Murray’s no Kerr, but the connecting tissue is that from childhood to now, I’ve turned to critiques to learn more about writing for the theatre. And I should have already pointed out that it’s wholly unnecessary to agree with an opinion if you’re looking to learn from it. So, here we are, wondering what to make of the phenomenal success of Hamilton. What does it mean for us as musical theatre writers? Well, I found reading those rave reviews tiring after a while. The only naysayer I could find: Matthew Murray. Now, don’t jump to the conclusion that he’s some sort of idiot due to his immunity to the show’s many charms. Read what he has to say. It’s fascinating to learn why all the things that clicked for you didn’t click for him. That’s an education.

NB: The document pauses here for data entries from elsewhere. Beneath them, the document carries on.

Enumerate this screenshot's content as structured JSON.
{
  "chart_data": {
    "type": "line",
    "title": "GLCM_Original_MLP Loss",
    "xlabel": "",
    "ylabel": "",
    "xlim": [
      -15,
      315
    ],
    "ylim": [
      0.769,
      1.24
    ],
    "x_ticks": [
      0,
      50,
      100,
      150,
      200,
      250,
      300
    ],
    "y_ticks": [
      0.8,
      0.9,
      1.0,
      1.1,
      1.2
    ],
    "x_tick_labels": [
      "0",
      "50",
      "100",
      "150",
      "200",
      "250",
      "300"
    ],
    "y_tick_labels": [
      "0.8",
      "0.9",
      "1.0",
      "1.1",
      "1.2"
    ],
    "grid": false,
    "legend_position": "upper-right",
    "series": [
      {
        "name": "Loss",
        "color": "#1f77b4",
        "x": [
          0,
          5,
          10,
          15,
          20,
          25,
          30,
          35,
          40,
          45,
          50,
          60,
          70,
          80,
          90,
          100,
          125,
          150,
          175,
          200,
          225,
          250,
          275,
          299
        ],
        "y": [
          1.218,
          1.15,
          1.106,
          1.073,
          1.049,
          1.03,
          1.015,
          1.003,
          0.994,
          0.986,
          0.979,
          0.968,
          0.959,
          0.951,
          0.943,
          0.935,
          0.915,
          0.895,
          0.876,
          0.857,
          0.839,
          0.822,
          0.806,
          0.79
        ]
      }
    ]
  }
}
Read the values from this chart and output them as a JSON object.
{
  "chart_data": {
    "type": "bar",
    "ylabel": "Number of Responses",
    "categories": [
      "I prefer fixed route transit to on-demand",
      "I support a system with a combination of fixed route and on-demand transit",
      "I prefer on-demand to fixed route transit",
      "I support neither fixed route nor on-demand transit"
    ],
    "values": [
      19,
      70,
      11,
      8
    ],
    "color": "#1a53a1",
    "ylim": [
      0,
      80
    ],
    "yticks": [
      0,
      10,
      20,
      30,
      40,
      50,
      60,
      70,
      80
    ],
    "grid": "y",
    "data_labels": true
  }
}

Ten years ago, my show, Such Good Friends, was chosen for presentation in the New York Musical Theatre Festival. Would Matthew review my show, risking a rift like the one in Critic’s Choice? Nope. This wasn’t the first time Matthew had dealt with a friend on the other end of his microscope. He’d recuse himself, but would make sure another critic covered my show. He’d also write a feature about the show before it opened. Privately, he told me that he’d very much enjoyed. Then, at the end of the year, the Talkin’ Broadway reviewers named the best musicals they’d seen in any festival that year. And the winners were:

  • Bash’d – Awarded by Dan Bacalzo
  • The Seven-Year B*tch – Awarded by Peter Filichia
  • Unlock’d – Awarded by Matthew Murray
  • Such Good Friends – Awarded by Linda Tullberg

Talk about win-win! Matthew (and Peter Filichia) honored friends of mine, and I got the same honor from a stranger.

If the past few paragraphs have seemed like a valedictory, it’s because my astute old friend has decided to exit, to give up his position as reviewer of theatre for something that (I assume) pays a whole lot better. His last review posted a couple days ago. And what comes to mind is a news story I recently read about a public library somewhere in the northwest closing its doors. This great wealth of knowledge will no longer be part of my ongoing schooling. (I’ll also miss David Cote in Time Out New York.)

One bit of wisdom I’d picked up from Matthew is that Jesse Green, of New York Magazine, is another really good critic. And here you don’t have to take my word for it, or Matthew’s. The New York Times chose Green to replace Isherwood, which is good news for those of us who like good writing. The Times, “The Paper of Record,” sees itself as a meritocracy. Only the best get to work there. And yet, there was something of a hue and cry over the Green appointment. For quite a while, theatre criticism at The Times has come from white men, and there were those who’d been hoping the job would go to someone not white or not male. Before this teapot tempest, it hadn’t occurred to me Jesse Green was a white dude. (Jesse is a female character name in one of my shows.) I merely knew he was good – from reading him.

On the other hand, there’s another critic who consistently writes perplexing sentences. The kind I read over and over, trying to figure out their meaning, and only succeed half the time. The critic’s name doesn’t reveal gender, or any particular ethnicity. The most recent review, of Hello Dolly!, spends paragraph after paragraph telling the oft-told biography of Bette Midler, as if we needed to be introduced to one of the biggest stars of our time. Had this critic been chosen by the Times, they would have gotten that much hoped-for Person of Color. But a far worse choice, I think. But what do I know? This spring this abstruse scribbler won the Pulitzer Prize for Criticism.